すぐにめぼしいダンジョンが発生するでもなく、それから3ヶ月が経過し――
◆+◇+◆ ◆+◇+◆
「おーい。リャナはいるかぁ?」
「あ、ルーくんだ。どしたの?」
「朗報だ。例のムービーハザードが発生したらしい」
「おたからダンジョン?」
「もっとすごいぞ、聞いて驚け。どうやら埋蔵金発掘を扱ったドキュメンタリー映画の、発掘現場そのものが実体化したらしい。あのセットが使えるぞ」
「やったやったやったー! うれしー! きいた? ゆきだるまさん」
「良かったね、リャナちゃん。頑張ってね」
「うん。おたからたくさんみつけたら、ゆきだるまさんにもあげるねー」
「まだ噂段階で、対策課から正式な依頼は出ていない。詳しい場所を聞きに行こう」
ちなみにこの会話は、ベイサイドホテルの厨房内、冷凍庫前で交わされていた。
いつの間にやら厨房がムービースター待ち合わせ場所と化している事実に、シェフはそっとこめかみを押さえながら、
「……よろしかったら、お茶をどうぞ」
心を落ち着かせるために淹れたカモミールティーを、ルークレイルとリャナにも勧めたのだった。
◆+◇+◆ ◆+◇+◆
航海士と妖精コンビはぶっちぎりな勢いで対策課に駆け込んだ。鎮静作用があるはずのカモミールティー、彼らに効果はナッシング。

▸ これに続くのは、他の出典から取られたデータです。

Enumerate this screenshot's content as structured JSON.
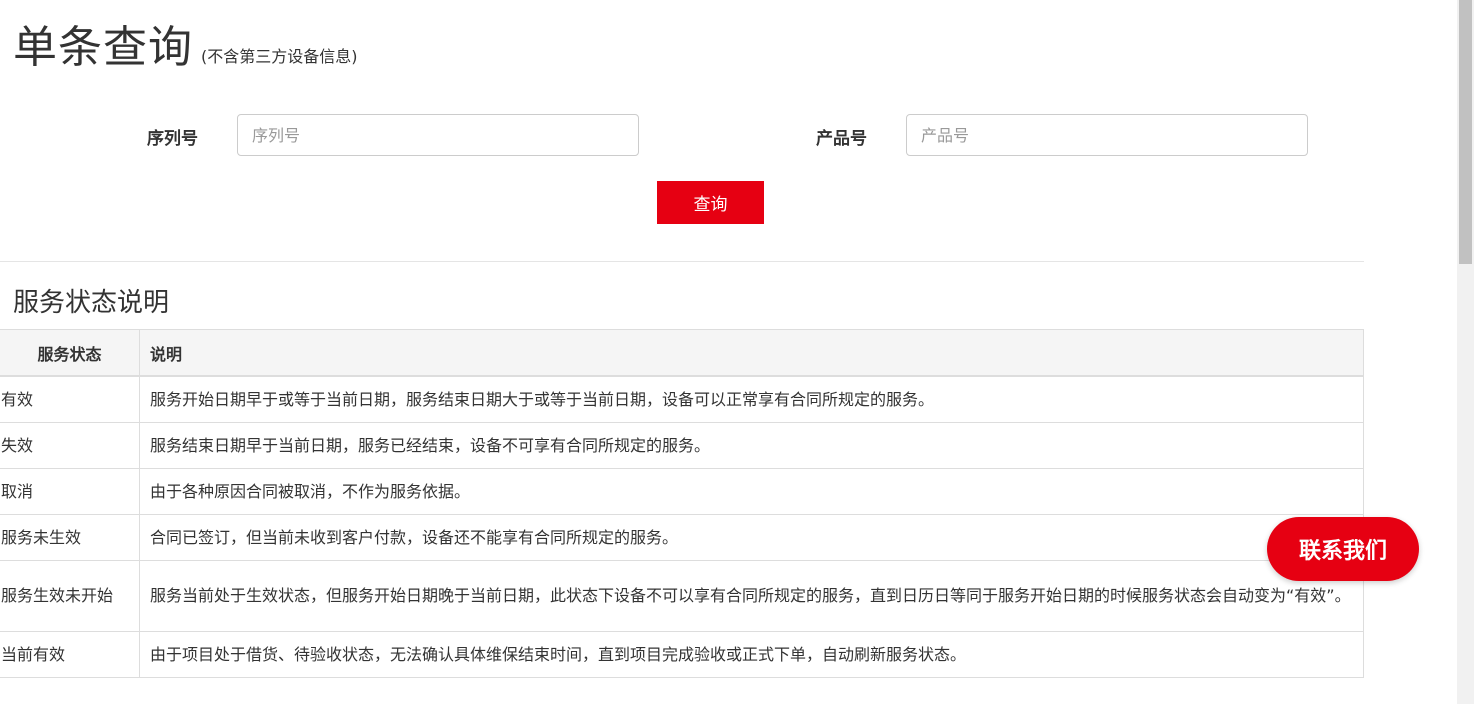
{
  "header": {
    "title": "单条查询",
    "subtitle": "(不含第三方设备信息)"
  },
  "form": {
    "serial_label": "序列号",
    "serial_placeholder": "序列号",
    "serial_value": "",
    "product_label": "产品号",
    "product_placeholder": "产品号",
    "product_value": "",
    "query_label": "查询"
  },
  "status_section": {
    "title": "服务状态说明",
    "columns": [
      "服务状态",
      "说明"
    ],
    "rows": [
      {
        "status": "有效",
        "desc": "服务开始日期早于或等于当前日期，服务结束日期大于或等于当前日期，设备可以正常享有合同所规定的服务。"
      },
      {
        "status": "失效",
        "desc": "服务结束日期早于当前日期，服务已经结束，设备不可享有合同所规定的服务。"
      },
      {
        "status": "取消",
        "desc": "由于各种原因合同被取消，不作为服务依据。"
      },
      {
        "status": "服务未生效",
        "desc": "合同已签订，但当前未收到客户付款，设备还不能享有合同所规定的服务。"
      },
      {
        "status": "服务生效未开始",
        "desc": "服务当前处于生效状态，但服务开始日期晚于当前日期，此状态下设备不可以享有合同所规定的服务，直到日历日等同于服务开始日期的时候服务状态会自动变为“有效”。"
      },
      {
        "status": "当前有效",
        "desc": "由于项目处于借货、待验收状态，无法确认具体维保结束时间，直到项目完成验收或正式下单，自动刷新服务状态。"
      }
    ]
  },
  "contact": {
    "label": "联系我们"
  },
  "colors": {
    "accent": "#e60012"
  }
}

「埋蔵金の」「おたからー!」「実在する発掘現場が」「おたからさがすー!」「実体化したドキュメンタリーの」「おおばんこばんがざっくざく」「ムービーハザードの場所は」「どこにあるのー?」「どこだ?」
ルークレイルとリャナが代わる代わる放った言葉がうまく聞き取れず、応対した職員は脂汗を流す。

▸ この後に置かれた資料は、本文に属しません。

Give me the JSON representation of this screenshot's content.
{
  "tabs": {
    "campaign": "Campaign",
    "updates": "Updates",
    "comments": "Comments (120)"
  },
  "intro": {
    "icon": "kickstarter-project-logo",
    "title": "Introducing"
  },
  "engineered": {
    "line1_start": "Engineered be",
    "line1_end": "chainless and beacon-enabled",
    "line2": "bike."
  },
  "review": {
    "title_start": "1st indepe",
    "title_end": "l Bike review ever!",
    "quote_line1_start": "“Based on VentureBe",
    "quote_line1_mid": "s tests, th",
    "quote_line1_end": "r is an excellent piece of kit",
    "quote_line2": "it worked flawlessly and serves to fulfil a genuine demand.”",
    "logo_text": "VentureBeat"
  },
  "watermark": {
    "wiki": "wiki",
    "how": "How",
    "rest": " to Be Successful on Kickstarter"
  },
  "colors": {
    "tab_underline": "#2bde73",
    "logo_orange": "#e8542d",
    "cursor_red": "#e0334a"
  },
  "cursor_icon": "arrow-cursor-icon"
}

「実在する場所にある埋蔵金……。永田町で話題の『霞が関埋蔵金』のことでしょうか? 複雑怪奇な28の特別会計の積立金を『埋蔵金』にたとえて、それで」
「おいおいここは銀幕市だぞ。そんな夢のない話をするなぁ!」
ばん! と、カウンターを叩き、ルークレイルは身を乗り出して声を落とす。
「徳川埋蔵金発掘現場を題材にした映画から、発掘現場が実体化したという噂を聞いたんだが」
「……ああ! それなら事実です。先ほど詳しい連絡が来たばかりでした。特に害はなさそうなので、依頼は出さずにこのまま様子を見ますねと、昴神社の宮司さんと7人の巫女さんが仰ってました」
「ちょっと待て。じゃあ、その場所というのはまさか」
「杵間山麓にある昴神社の境内に発生したハザードですが、何か?」
「……リャナ」
「ルーくん」
「宝探しの神は俺たちの味方だ! 昴神社へ行くぞ」
「うん!」
職員がドン引きするのもかまわずに、ルークレイルとリャナがカウンターでハイタッチを行った、そのとき。

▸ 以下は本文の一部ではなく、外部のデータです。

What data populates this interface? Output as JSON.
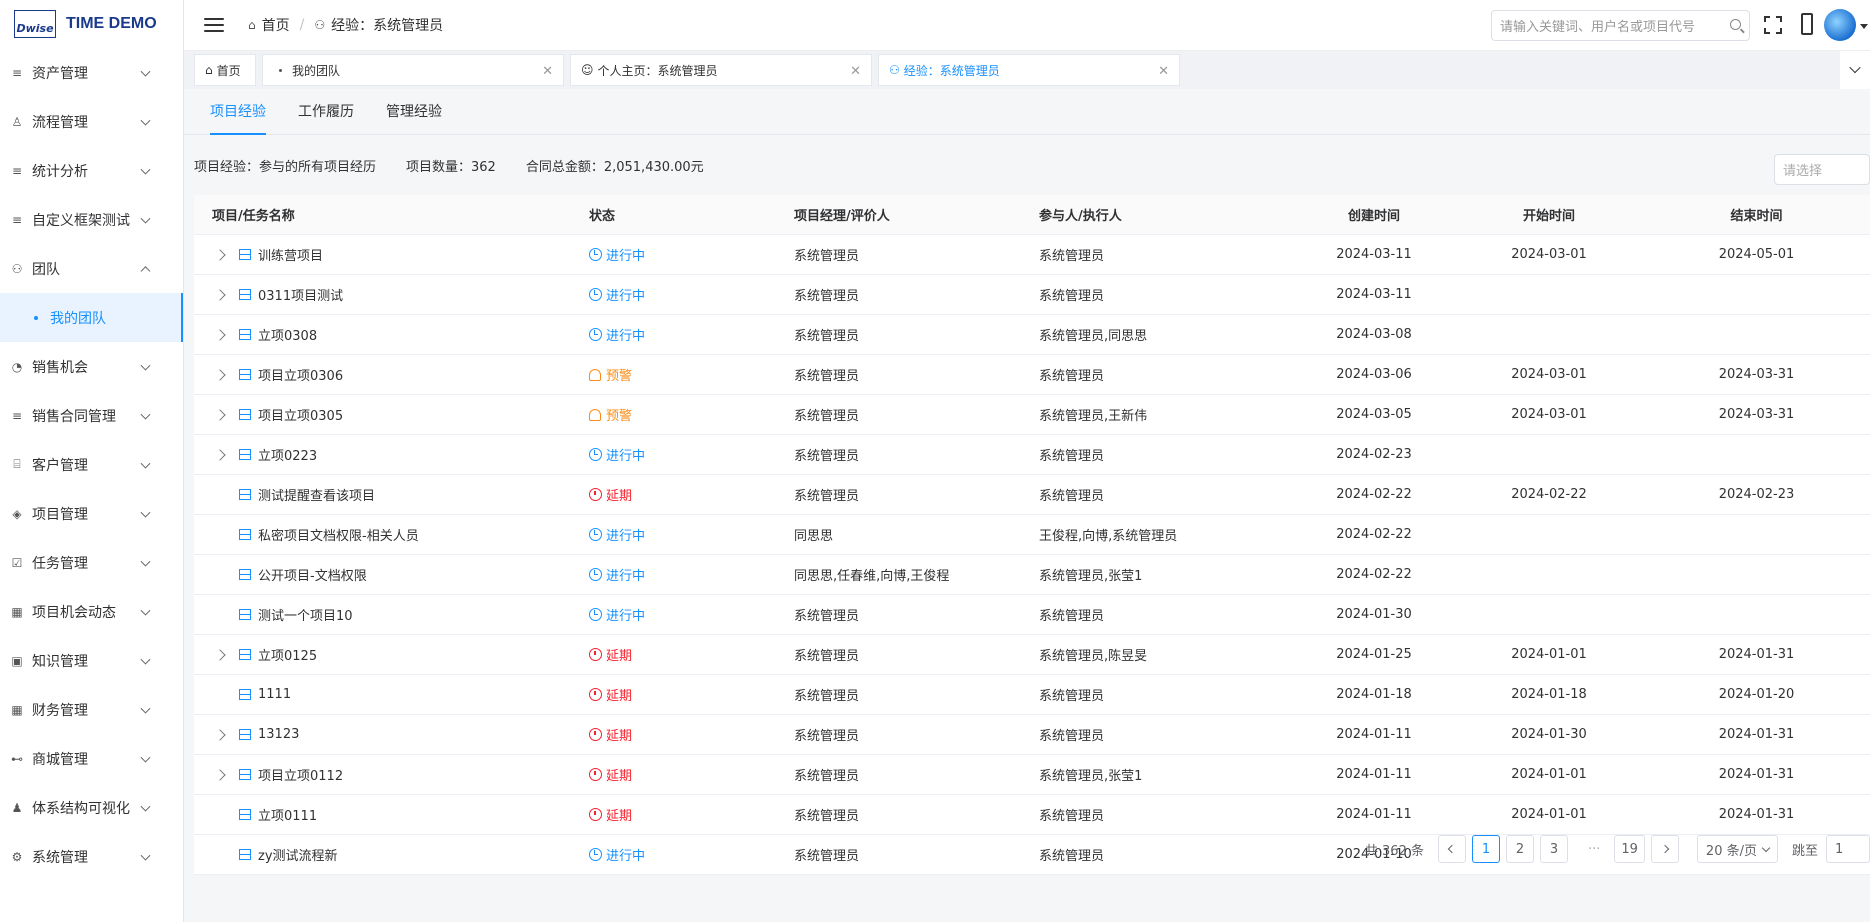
{
  "app": {
    "logo_text": "Dwise",
    "title": "TIME DEMO"
  },
  "sidebar": {
    "items": [
      {
        "label": "资产管理",
        "icon": "list-icon"
      },
      {
        "label": "流程管理",
        "icon": "user-icon"
      },
      {
        "label": "统计分析",
        "icon": "list-icon"
      },
      {
        "label": "自定义框架测试",
        "icon": "list-icon"
      },
      {
        "label": "团队",
        "icon": "team-icon",
        "expanded": true
      },
      {
        "label": "销售机会",
        "icon": "pie-icon"
      },
      {
        "label": "销售合同管理",
        "icon": "list-icon"
      },
      {
        "label": "客户管理",
        "icon": "customer-icon"
      },
      {
        "label": "项目管理",
        "icon": "layers-icon"
      },
      {
        "label": "任务管理",
        "icon": "task-icon"
      },
      {
        "label": "项目机会动态",
        "icon": "calendar-icon"
      },
      {
        "label": "知识管理",
        "icon": "book-icon"
      },
      {
        "label": "财务管理",
        "icon": "grid-icon"
      },
      {
        "label": "商城管理",
        "icon": "cart-icon"
      },
      {
        "label": "体系结构可视化",
        "icon": "org-icon"
      },
      {
        "label": "系统管理",
        "icon": "gear-icon"
      }
    ],
    "sub_item": "我的团队"
  },
  "topbar": {
    "breadcrumb_home": "首页",
    "breadcrumb_current": "经验：系统管理员",
    "search_placeholder": "请输入关键词、用户名或项目代号"
  },
  "tabs": [
    {
      "label": "首页"
    },
    {
      "label": "我的团队"
    },
    {
      "label": "个人主页：系统管理员"
    },
    {
      "label": "经验：系统管理员"
    }
  ],
  "subtabs": [
    "项目经验",
    "工作履历",
    "管理经验"
  ],
  "summary": {
    "desc": "项目经验：参与的所有项目经历",
    "count": "项目数量：362",
    "amount": "合同总金额：2,051,430.00元",
    "select_placeholder": "请选择"
  },
  "table": {
    "headers": [
      "项目/任务名称",
      "状态",
      "项目经理/评价人",
      "参与人/执行人",
      "创建时间",
      "开始时间",
      "结束时间"
    ],
    "rows": [
      {
        "name": "训练营项目",
        "exp": true,
        "status": "进行中",
        "type": "blue",
        "pm": "系统管理员",
        "member": "系统管理员",
        "created": "2024-03-11",
        "start": "2024-03-01",
        "end": "2024-05-01"
      },
      {
        "name": "0311项目测试",
        "exp": true,
        "status": "进行中",
        "type": "blue",
        "pm": "系统管理员",
        "member": "系统管理员",
        "created": "2024-03-11",
        "start": "",
        "end": ""
      },
      {
        "name": "立项0308",
        "exp": true,
        "status": "进行中",
        "type": "blue",
        "pm": "系统管理员",
        "member": "系统管理员,同思思",
        "created": "2024-03-08",
        "start": "",
        "end": ""
      },
      {
        "name": "项目立项0306",
        "exp": true,
        "status": "预警",
        "type": "orange",
        "pm": "系统管理员",
        "member": "系统管理员",
        "created": "2024-03-06",
        "start": "2024-03-01",
        "end": "2024-03-31"
      },
      {
        "name": "项目立项0305",
        "exp": true,
        "status": "预警",
        "type": "orange",
        "pm": "系统管理员",
        "member": "系统管理员,王新伟",
        "created": "2024-03-05",
        "start": "2024-03-01",
        "end": "2024-03-31"
      },
      {
        "name": "立项0223",
        "exp": true,
        "status": "进行中",
        "type": "blue",
        "pm": "系统管理员",
        "member": "系统管理员",
        "created": "2024-02-23",
        "start": "",
        "end": ""
      },
      {
        "name": "测试提醒查看该项目",
        "exp": false,
        "status": "延期",
        "type": "red",
        "pm": "系统管理员",
        "member": "系统管理员",
        "created": "2024-02-22",
        "start": "2024-02-22",
        "end": "2024-02-23"
      },
      {
        "name": "私密项目文档权限-相关人员",
        "exp": false,
        "status": "进行中",
        "type": "blue",
        "pm": "同思思",
        "member": "王俊程,向博,系统管理员",
        "created": "2024-02-22",
        "start": "",
        "end": ""
      },
      {
        "name": "公开项目-文档权限",
        "exp": false,
        "status": "进行中",
        "type": "blue",
        "pm": "同思思,任春维,向博,王俊程",
        "member": "系统管理员,张莹1",
        "created": "2024-02-22",
        "start": "",
        "end": ""
      },
      {
        "name": "测试一个项目10",
        "exp": false,
        "status": "进行中",
        "type": "blue",
        "pm": "系统管理员",
        "member": "系统管理员",
        "created": "2024-01-30",
        "start": "",
        "end": ""
      },
      {
        "name": "立项0125",
        "exp": true,
        "status": "延期",
        "type": "red",
        "pm": "系统管理员",
        "member": "系统管理员,陈昱旻",
        "created": "2024-01-25",
        "start": "2024-01-01",
        "end": "2024-01-31"
      },
      {
        "name": "1111",
        "exp": false,
        "status": "延期",
        "type": "red",
        "pm": "系统管理员",
        "member": "系统管理员",
        "created": "2024-01-18",
        "start": "2024-01-18",
        "end": "2024-01-20"
      },
      {
        "name": "13123",
        "exp": true,
        "status": "延期",
        "type": "red",
        "pm": "系统管理员",
        "member": "系统管理员",
        "created": "2024-01-11",
        "start": "2024-01-30",
        "end": "2024-01-31"
      },
      {
        "name": "项目立项0112",
        "exp": true,
        "status": "延期",
        "type": "red",
        "pm": "系统管理员",
        "member": "系统管理员,张莹1",
        "created": "2024-01-11",
        "start": "2024-01-01",
        "end": "2024-01-31"
      },
      {
        "name": "立项0111",
        "exp": false,
        "status": "延期",
        "type": "red",
        "pm": "系统管理员",
        "member": "系统管理员",
        "created": "2024-01-11",
        "start": "2024-01-01",
        "end": "2024-01-31"
      },
      {
        "name": "zy测试流程新",
        "exp": false,
        "status": "进行中",
        "type": "blue",
        "pm": "系统管理员",
        "member": "系统管理员",
        "created": "2024-01-10",
        "start": "",
        "end": ""
      }
    ]
  },
  "pager": {
    "total": "共 362 条",
    "pages": [
      "1",
      "2",
      "3"
    ],
    "dots": "···",
    "last": "19",
    "size": "20 条/页",
    "jump_label": "跳至",
    "jump_value": "1"
  },
  "colors": {
    "accent": "#1890ff",
    "warn": "#fa8c16",
    "danger": "#f5222d"
  }
}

「いつもありがとうございまーす! 出前迅速・愛嬌0円、銀幕市民の憩いの殿堂『九十九軒』です。ランチメニューをお届けに来ましたー」
間がいいのか悪いのか、九十九軒の岡持を抱えたクラスメイトPがやってきた。
彼の足元には、今の今まで市役所の床にはなかったはずのバナナの皮がいくつも横たわっている。大いなる宇宙の意思により亜空間から出現したと思われる。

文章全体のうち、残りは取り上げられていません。